El alcalde se sumió en una tristeza tan profunda
y pesada que lo dejó postrado en la cama durante unos días. El cura sospechó
que algo pasaba, y después de tomarle confesión, le aconsejó que se casara con
la hija del médico, una joven de su edad que se sentía atraída por él. El
compromiso duró dos años, durante los cuales, el alcalde desaparecía un par de
días cada cierto tiempo. “Me voy de caza”, le decía a la novia, pero la verdad
era que iba a visitar a Tayri y a su hijo Karim. Después de casarse, las
visitas se fueron espaciando, y cuando nacieron sus hijos, más aún. Apenas una
vez al año iba a ver a Tayri y a su pequeño, que crecía fuerte y era tan
hermoso como su madre. Y en los últimos años se limitó a enviar un paquete con
juguetes, golosinas y dinero para ella.
Agazapado
en el oscuro sótano pasó la noche más larga de su vida, la más triste.
Las
Huestes rifeñas irrumpieron de madrugada, se habían adelantado. Era un ejército
caótico al que se sumaron en los últimos días viejos y adolescentes. Podía oír
los tiros, las explosiones, las carreras y los pasos por encima de su cabeza.

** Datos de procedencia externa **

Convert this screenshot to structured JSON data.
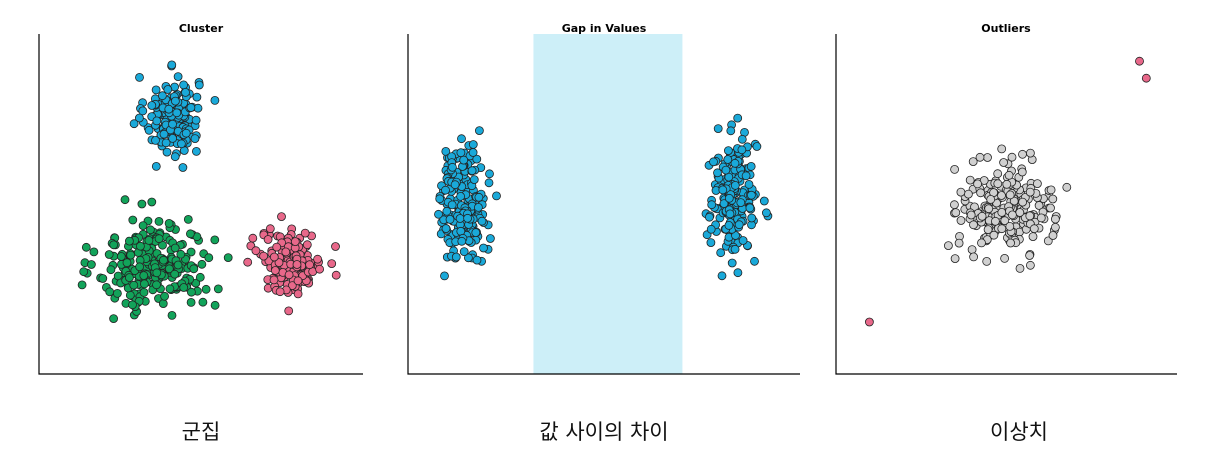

Habían entrado en su casa, estaban saqueando, arrastrando muebles y rompiendo
cristales. Deseó con todo su ser que no retiraran el gran sofá que cubría la
trampilla. Esperó toda la madrugada hasta que se hizo el silencio y decidió
salir del sótano. Subió las escaleras apenas rozando el suelo y al salir se
encontró de frente a un soldado rifeño.
Era
muy joven, le costaba sostener el fusil, el uniforme harapiento, sucio, la cara
tiznada de carbón y la mirada desafiante y azul.
-Karim,
Karim- murmuró el alcalde extendiendo sus brazos en cruz. No tenía miedo. La
bala de ese fusil cerraría su herida. Y la esperó con amor.
El
muchacho soltó el arma, se quitó una cadena que rodeaba su cuello y se la
entregó al alcalde. Era la mano de Fátima que le había regalado a Tayri en su
última visita. Un soldado gritó desde la calle preguntando a Karim si quedaba
alguien en la casa. “Aquí no queda nadie, todos están muertos” le respondió. Y
antes de salir abrazó a su padre.
Allah
maeak, le dijo, que Dios te acompañe.